Best practice is evolving, but current guidance suggests treating SMS as acceptable only in constrained scenarios, such as low-risk consumer enrollment or temporary fallback during migration. It should not be the default for administrators, finance, developers, or anyone with access to sensitive data. Some organisations keep SMS as an emergency recovery method, but that choice needs compensating controls: rate limits, out-of-band verification, device re-binding, helpdesk hardening, and aggressive monitoring for number-change events. Where high assurance is required, the strongest approach is to remove SMS from privileged flows entirely and reserve it only for narrowly governed exception handling.
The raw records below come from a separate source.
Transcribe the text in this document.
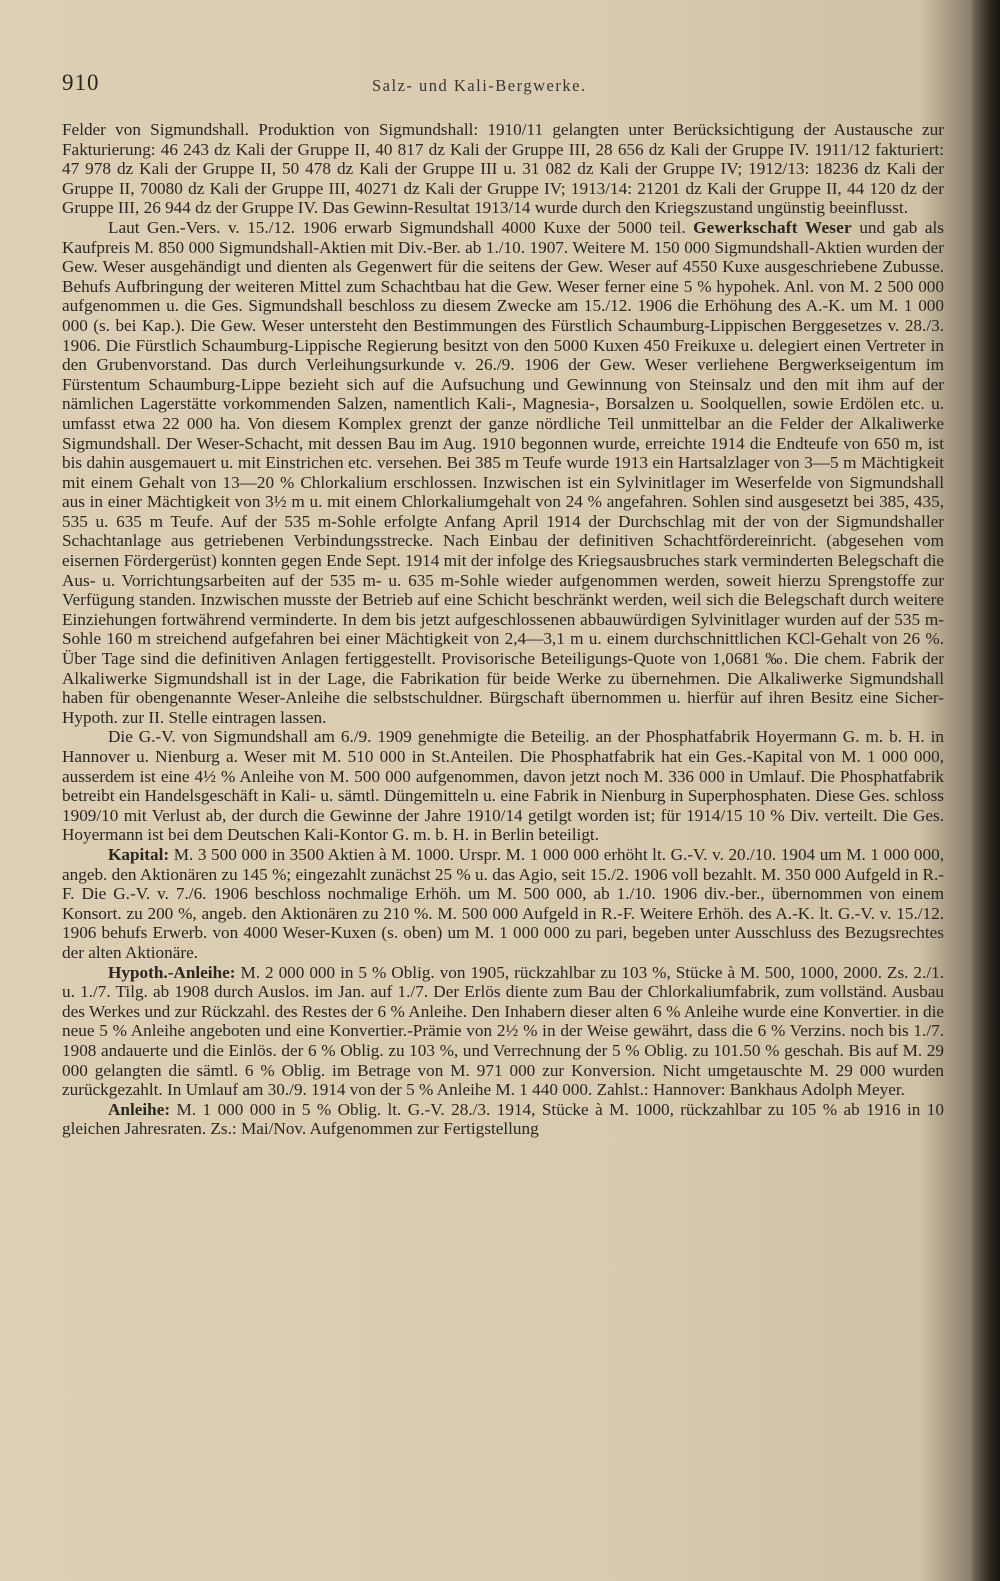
910	Salz- und Kali-Bergwerke.

Felder von Sigmundshall. Produktion von Sigmundshall: 1910/11 gelangten unter Berücksichtigung der Austausche zur Fakturierung: 46 243 dz Kali der Gruppe II, 40 817 dz Kali der Gruppe III, 28 656 dz Kali der Gruppe IV. 1911/12 fakturiert: 47 978 dz Kali der Gruppe II, 50 478 dz Kali der Gruppe III u. 31 082 dz Kali der Gruppe IV; 1912/13: 18236 dz Kali der Gruppe II, 70080 dz Kali der Gruppe III, 40271 dz Kali der Gruppe IV; 1913/14: 21201 dz Kali der Gruppe II, 44 120 dz der Gruppe III, 26 944 dz der Gruppe IV. Das Gewinn-Resultat 1913/14 wurde durch den Kriegszustand ungünstig beeinflusst.

Laut Gen.-Vers. v. 15./12. 1906 erwarb Sigmundshall 4000 Kuxe der 5000 teil. Gewerkschaft Weser und gab als Kaufpreis M. 850 000 Sigmundshall-Aktien mit Div.-Ber. ab 1./10. 1907. Weitere M. 150 000 Sigmundshall-Aktien wurden der Gew. Weser ausgehändigt und dienten als Gegenwert für die seitens der Gew. Weser auf 4550 Kuxe ausgeschriebene Zubusse. Behufs Aufbringung der weiteren Mittel zum Schachtbau hat die Gew. Weser ferner eine 5 % hypohek. Anl. von M. 2 500 000 aufgenommen u. die Ges. Sigmundshall beschloss zu diesem Zwecke am 15./12. 1906 die Erhöhung des A.-K. um M. 1 000 000 (s. bei Kap.). Die Gew. Weser untersteht den Bestimmungen des Fürstlich Schaumburg-Lippischen Berggesetzes v. 28./3. 1906. Die Fürstlich Schaumburg-Lippische Regierung besitzt von den 5000 Kuxen 450 Freikuxe u. delegiert einen Vertreter in den Grubenvorstand. Das durch Verleihungsurkunde v. 26./9. 1906 der Gew. Weser verliehene Bergwerkseigentum im Fürstentum Schaumburg-Lippe bezieht sich auf die Aufsuchung und Gewinnung von Steinsalz und den mit ihm auf der nämlichen Lagerstätte vorkommenden Salzen, namentlich Kali-, Magnesia-, Borsalzen u. Soolquellen, sowie Erdölen etc. u. umfasst etwa 22 000 ha. Von diesem Komplex grenzt der ganze nördliche Teil unmittelbar an die Felder der Alkaliwerke Sigmundshall. Der Weser-Schacht, mit dessen Bau im Aug. 1910 begonnen wurde, erreichte 1914 die Endteufe von 650 m, ist bis dahin ausgemauert u. mit Einstrichen etc. versehen. Bei 385 m Teufe wurde 1913 ein Hartsalzlager von 3—5 m Mächtigkeit mit einem Gehalt von 13—20 % Chlorkalium erschlossen. Inzwischen ist ein Sylvinitlager im Weserfelde von Sigmundshall aus in einer Mächtigkeit von 3½ m u. mit einem Chlorkaliumgehalt von 24 % angefahren. Sohlen sind ausgesetzt bei 385, 435, 535 u. 635 m Teufe. Auf der 535 m-Sohle erfolgte Anfang April 1914 der Durchschlag mit der von der Sigmundshaller Schachtanlage aus getriebenen Verbindungsstrecke. Nach Einbau der definitiven Schachtfördereinricht. (abgesehen vom eisernen Fördergerüst) konnten gegen Ende Sept. 1914 mit der infolge des Kriegsausbruches stark verminderten Belegschaft die Aus- u. Vorrichtungsarbeiten auf der 535 m- u. 635 m-Sohle wieder aufgenommen werden, soweit hierzu Sprengstoffe zur Verfügung standen. Inzwischen musste der Betrieb auf eine Schicht beschränkt werden, weil sich die Belegschaft durch weitere Einziehungen fortwährend verminderte. In dem bis jetzt aufgeschlossenen abbauwürdigen Sylvinitlager wurden auf der 535 m-Sohle 160 m streichend aufgefahren bei einer Mächtigkeit von 2,4—3,1 m u. einem durchschnittlichen KCl-Gehalt von 26 %. Über Tage sind die definitiven Anlagen fertiggestellt. Provisorische Beteiligungs-Quote von 1,0681 ‰. Die chem. Fabrik der Alkaliwerke Sigmundshall ist in der Lage, die Fabrikation für beide Werke zu übernehmen. Die Alkaliwerke Sigmundshall haben für obengenannte Weser-Anleihe die selbstschuldner. Bürgschaft übernommen u. hierfür auf ihren Besitz eine Sicher-Hypoth. zur II. Stelle eintragen lassen.

Die G.-V. von Sigmundshall am 6./9. 1909 genehmigte die Beteilig. an der Phosphatfabrik Hoyermann G. m. b. H. in Hannover u. Nienburg a. Weser mit M. 510 000 in St.Anteilen. Die Phosphatfabrik hat ein Ges.-Kapital von M. 1 000 000, ausserdem ist eine 4½ % Anleihe von M. 500 000 aufgenommen, davon jetzt noch M. 336 000 in Umlauf. Die Phosphatfabrik betreibt ein Handelsgeschäft in Kali- u. sämtl. Düngemitteln u. eine Fabrik in Nienburg in Superphosphaten. Diese Ges. schloss 1909/10 mit Verlust ab, der durch die Gewinne der Jahre 1910/14 getilgt worden ist; für 1914/15 10 % Div. verteilt. Die Ges. Hoyermann ist bei dem Deutschen Kali-Kontor G. m. b. H. in Berlin beteiligt.

Kapital: M. 3 500 000 in 3500 Aktien à M. 1000. Urspr. M. 1 000 000 erhöht lt. G.-V. v. 20./10. 1904 um M. 1 000 000, angeb. den Aktionären zu 145 %; eingezahlt zunächst 25 % u. das Agio, seit 15./2. 1906 voll bezahlt. M. 350 000 Aufgeld in R.-F. Die G.-V. v. 7./6. 1906 beschloss nochmalige Erhöh. um M. 500 000, ab 1./10. 1906 div.-ber., übernommen von einem Konsort. zu 200 %, angeb. den Aktionären zu 210 %. M. 500 000 Aufgeld in R.-F. Weitere Erhöh. des A.-K. lt. G.-V. v. 15./12. 1906 behufs Erwerb. von 4000 Weser-Kuxen (s. oben) um M. 1 000 000 zu pari, begeben unter Ausschluss des Bezugsrechtes der alten Aktionäre.

Hypoth.-Anleihe: M. 2 000 000 in 5 % Oblig. von 1905, rückzahlbar zu 103 %, Stücke à M. 500, 1000, 2000. Zs. 2./1. u. 1./7. Tilg. ab 1908 durch Auslos. im Jan. auf 1./7. Der Erlös diente zum Bau der Chlorkaliumfabrik, zum vollständ. Ausbau des Werkes und zur Rückzahl. des Restes der 6 % Anleihe. Den Inhabern dieser alten 6 % Anleihe wurde eine Konvertier. in die neue 5 % Anleihe angeboten und eine Konvertier.-Prämie von 2½ % in der Weise gewährt, dass die 6 % Verzins. noch bis 1./7. 1908 andauerte und die Einlös. der 6 % Oblig. zu 103 %, und Verrechnung der 5 % Oblig. zu 101.50 % geschah. Bis auf M. 29 000 gelangten die sämtl. 6 % Oblig. im Betrage von M. 971 000 zur Konversion. Nicht umgetauschte M. 29 000 wurden zurückgezahlt. In Umlauf am 30./9. 1914 von der 5 % Anleihe M. 1 440 000. Zahlst.: Hannover: Bankhaus Adolph Meyer.

Anleihe: M. 1 000 000 in 5 % Oblig. lt. G.-V. 28./3. 1914, Stücke à M. 1000, rückzahlbar zu 105 % ab 1916 in 10 gleichen Jahresraten. Zs.: Mai/Nov. Aufgenommen zur Fertigstellung
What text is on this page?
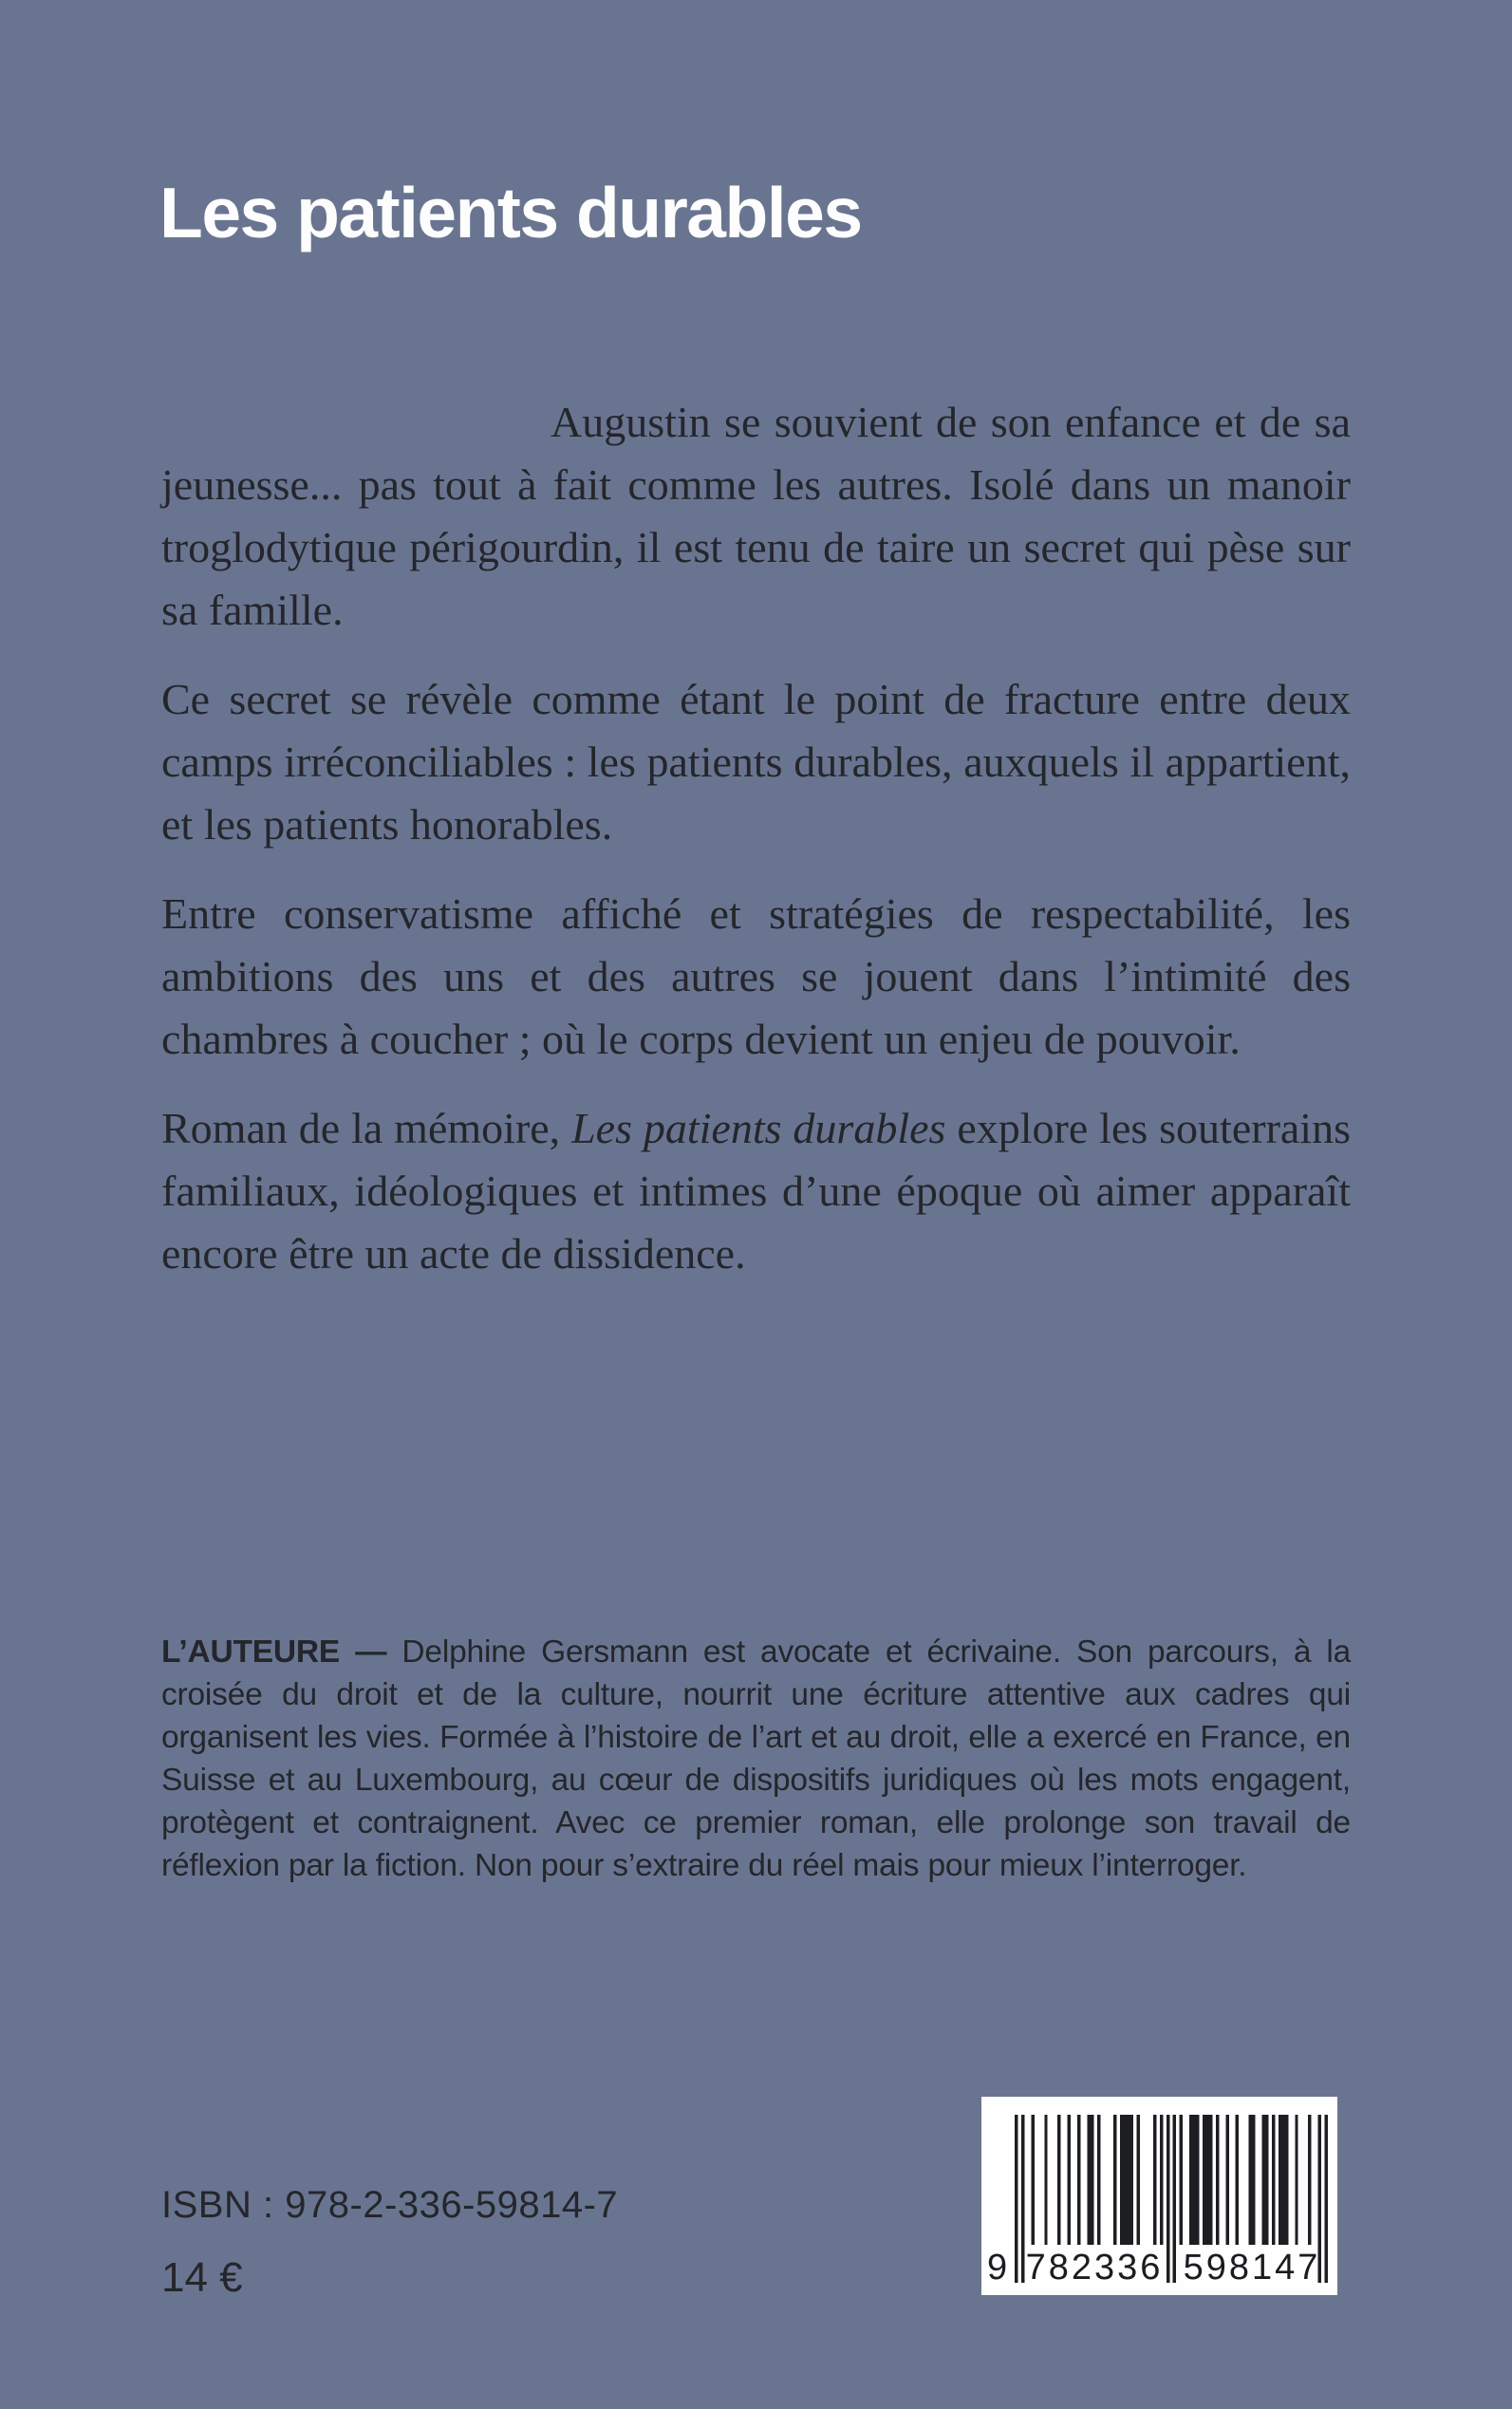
Les patients durables

Augustin se souvient de son enfance et de sa jeunesse... pas tout à fait comme les autres. Isolé dans un manoir troglodytique périgourdin, il est tenu de taire un secret qui pèse sur sa famille.

Ce secret se révèle comme étant le point de fracture entre deux camps irréconciliables : les patients durables, auxquels il appartient, et les patients honorables.

Entre conservatisme affiché et stratégies de respectabilité, les ambitions des uns et des autres se jouent dans l’intimité des chambres à coucher ; où le corps devient un enjeu de pouvoir.

Roman de la mémoire, Les patients durables explore les souterrains familiaux, idéologiques et intimes d’une époque où aimer apparaît encore être un acte de dissidence.

L’AUTEURE — Delphine Gersmann est avocate et écrivaine. Son parcours, à la croisée du droit et de la culture, nourrit une écriture attentive aux cadres qui organisent les vies. Formée à l’histoire de l’art et au droit, elle a exercé en France, en Suisse et au Luxembourg, au cœur de dispositifs juridiques où les mots engagent, protègent et contraignent. Avec ce premier roman, elle prolonge son travail de réflexion par la fiction. Non pour s’extraire du réel mais pour mieux l’interroger.

ISBN : 978-2-336-59814-7
14 €	9 782336 598147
There are also edge cases where SMS feels “good enough” because the target user population is small or the app has limited impact. Even then, that judgment should be explicit and time-bound. The GitLocker GitHub extortion campaign shows how attackers exploit weak identity protections to pivot into higher-value systems, while OWASP NHI Top 10 reinforces that identity controls must be assessed by their failure mode, not their convenience. The practical rule is simple: if account takeover would matter, SMS should not be the control you trust.
Standards & Framework Alignment
This section maps relevant standards and security frameworks to the operational risks and controls described in this guidance.
OWASP Non-Human Identity Top 10 address the attack and risk surface, while NIST CSF 2.0 and NIST SP 800-63 set the governance and control requirements practitioners need to meet.
| Framework | Control / Reference | Relevance |
|---|---|---|
| NIST CSF 2.0 | PR.AC-7 | Authentication strength and MFA resilience are central to account takeover prevention. |
| NIST SP 800-63 | AAL2 | SMS is weaker than phishing-resistant authenticators under digital identity assurance guidance. |
| OWASP Non-Human Identity Top 10 | NHI-03 | Weak credential and recovery handling drives takeover risk across identity systems. |
Replace SMS for sensitive access with phishing-resistant authentication and hardened recovery paths.